Love them or loathe them, wind power is growing as an energy source for us here in the UK. Wind Turbines (those tall white things that look like modern windmills) currently generate about 12% of our electricity and is set to grow to 20% by 2020. Currently over half of that is generated by on shore wind farms, but more investment is now heading towards building large off shore wind farms, and this should see off-shore wind contribute much more to that capacity.
The latest innovative concept to take shape is the world’s first floating wind farm, off the east coast of Scotland. The Hywind £200m project initially seems far-fetched, but the pioneering technology could open up a whole new development in renewable energy.
So how big is this industry?
Well, the world’s largest off shore windfarm is being built off the Yorkshire coast. Hornsea 2 is being built after nearby Hornsea 1, and this multimillion-pound project will see 300 turbines, each taller than the Gherkin, span more than 480 sq km in the North Sea. It is expected to deliver 1800 MW of energy, enough to power 1.8m UK homes. Dong Energy, a Copenhagen-based company responsible for many off shore wind farms, and working on this project, recently floated for £10B on its recent stock flotation. And the world’s largest wind turbines have just gone live off Liverpool.
So this technology is important. Wind energy as part of the renewable energy industry (this includes the likes of wind, solar, biomass and marine sources, like the proposed Swansea Tidal Lagoon) provided about 26% of the UK’s electrical needs in 2015, and is set to grow to 30% by 2020. While there can be criticism of their looks, and where they are placed, the biggest barriers are the cost of developing them and the cost of the power they generate.
A recent Mckinsey report suggests that these barriers are being eroded….
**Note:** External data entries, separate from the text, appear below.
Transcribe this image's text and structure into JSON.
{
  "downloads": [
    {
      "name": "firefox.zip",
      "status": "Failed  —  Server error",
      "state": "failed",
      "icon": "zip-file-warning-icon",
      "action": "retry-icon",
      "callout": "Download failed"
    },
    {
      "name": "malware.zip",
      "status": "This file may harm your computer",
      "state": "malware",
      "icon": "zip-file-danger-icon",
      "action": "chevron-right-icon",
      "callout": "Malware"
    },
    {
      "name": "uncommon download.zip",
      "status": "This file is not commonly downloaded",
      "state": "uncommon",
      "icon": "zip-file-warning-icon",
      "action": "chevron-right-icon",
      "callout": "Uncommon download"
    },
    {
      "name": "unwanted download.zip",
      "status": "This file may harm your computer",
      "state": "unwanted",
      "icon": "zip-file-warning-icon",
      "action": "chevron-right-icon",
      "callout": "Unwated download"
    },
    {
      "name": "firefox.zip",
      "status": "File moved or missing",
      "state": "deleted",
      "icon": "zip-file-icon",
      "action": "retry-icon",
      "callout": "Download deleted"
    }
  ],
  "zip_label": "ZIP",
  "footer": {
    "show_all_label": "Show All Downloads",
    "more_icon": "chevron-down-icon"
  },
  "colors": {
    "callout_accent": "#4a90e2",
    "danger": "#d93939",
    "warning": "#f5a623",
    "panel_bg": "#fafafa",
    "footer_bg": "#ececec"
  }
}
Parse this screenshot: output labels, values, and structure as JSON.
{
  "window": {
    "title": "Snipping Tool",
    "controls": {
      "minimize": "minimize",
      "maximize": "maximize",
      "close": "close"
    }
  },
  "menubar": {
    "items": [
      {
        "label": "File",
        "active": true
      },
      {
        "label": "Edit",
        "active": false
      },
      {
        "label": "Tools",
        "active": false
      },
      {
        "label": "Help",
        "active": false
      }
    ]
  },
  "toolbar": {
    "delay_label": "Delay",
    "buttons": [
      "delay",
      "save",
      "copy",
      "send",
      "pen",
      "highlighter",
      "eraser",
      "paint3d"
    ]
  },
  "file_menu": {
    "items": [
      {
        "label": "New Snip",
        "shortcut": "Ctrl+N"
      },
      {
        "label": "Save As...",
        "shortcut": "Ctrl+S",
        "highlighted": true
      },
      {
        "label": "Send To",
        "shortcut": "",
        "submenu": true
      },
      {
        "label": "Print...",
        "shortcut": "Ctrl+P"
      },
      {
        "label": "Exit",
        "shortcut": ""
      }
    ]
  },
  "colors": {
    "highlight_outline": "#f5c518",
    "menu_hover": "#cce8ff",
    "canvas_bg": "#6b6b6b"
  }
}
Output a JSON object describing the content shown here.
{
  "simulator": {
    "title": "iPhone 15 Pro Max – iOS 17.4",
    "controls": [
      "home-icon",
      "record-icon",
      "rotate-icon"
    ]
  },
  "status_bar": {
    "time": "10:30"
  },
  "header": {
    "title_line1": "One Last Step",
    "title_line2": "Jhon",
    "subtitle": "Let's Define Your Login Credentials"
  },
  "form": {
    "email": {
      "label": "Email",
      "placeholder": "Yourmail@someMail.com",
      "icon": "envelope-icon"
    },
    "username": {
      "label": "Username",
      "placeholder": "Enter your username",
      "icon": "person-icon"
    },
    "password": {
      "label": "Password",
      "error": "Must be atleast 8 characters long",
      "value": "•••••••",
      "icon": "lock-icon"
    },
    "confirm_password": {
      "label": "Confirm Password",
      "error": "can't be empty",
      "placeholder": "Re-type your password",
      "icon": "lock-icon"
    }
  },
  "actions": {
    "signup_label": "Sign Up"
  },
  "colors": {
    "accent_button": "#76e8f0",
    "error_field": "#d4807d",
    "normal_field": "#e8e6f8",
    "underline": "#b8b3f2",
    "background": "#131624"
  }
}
For many years, 3- to 4-megawatt turbines were standard; now 8- to 10-megawatt models are common, and by 2024, 13- to 15-megawatt models will likely hit the market. This reduces the cost per megawatt. Even as turbines have become larger, they have also become better. In the 1990s, the expected lifetime of offshore wind parks was only 15 years; now it is closer to 25 years, and new sites project an operational lifetime of 30 years.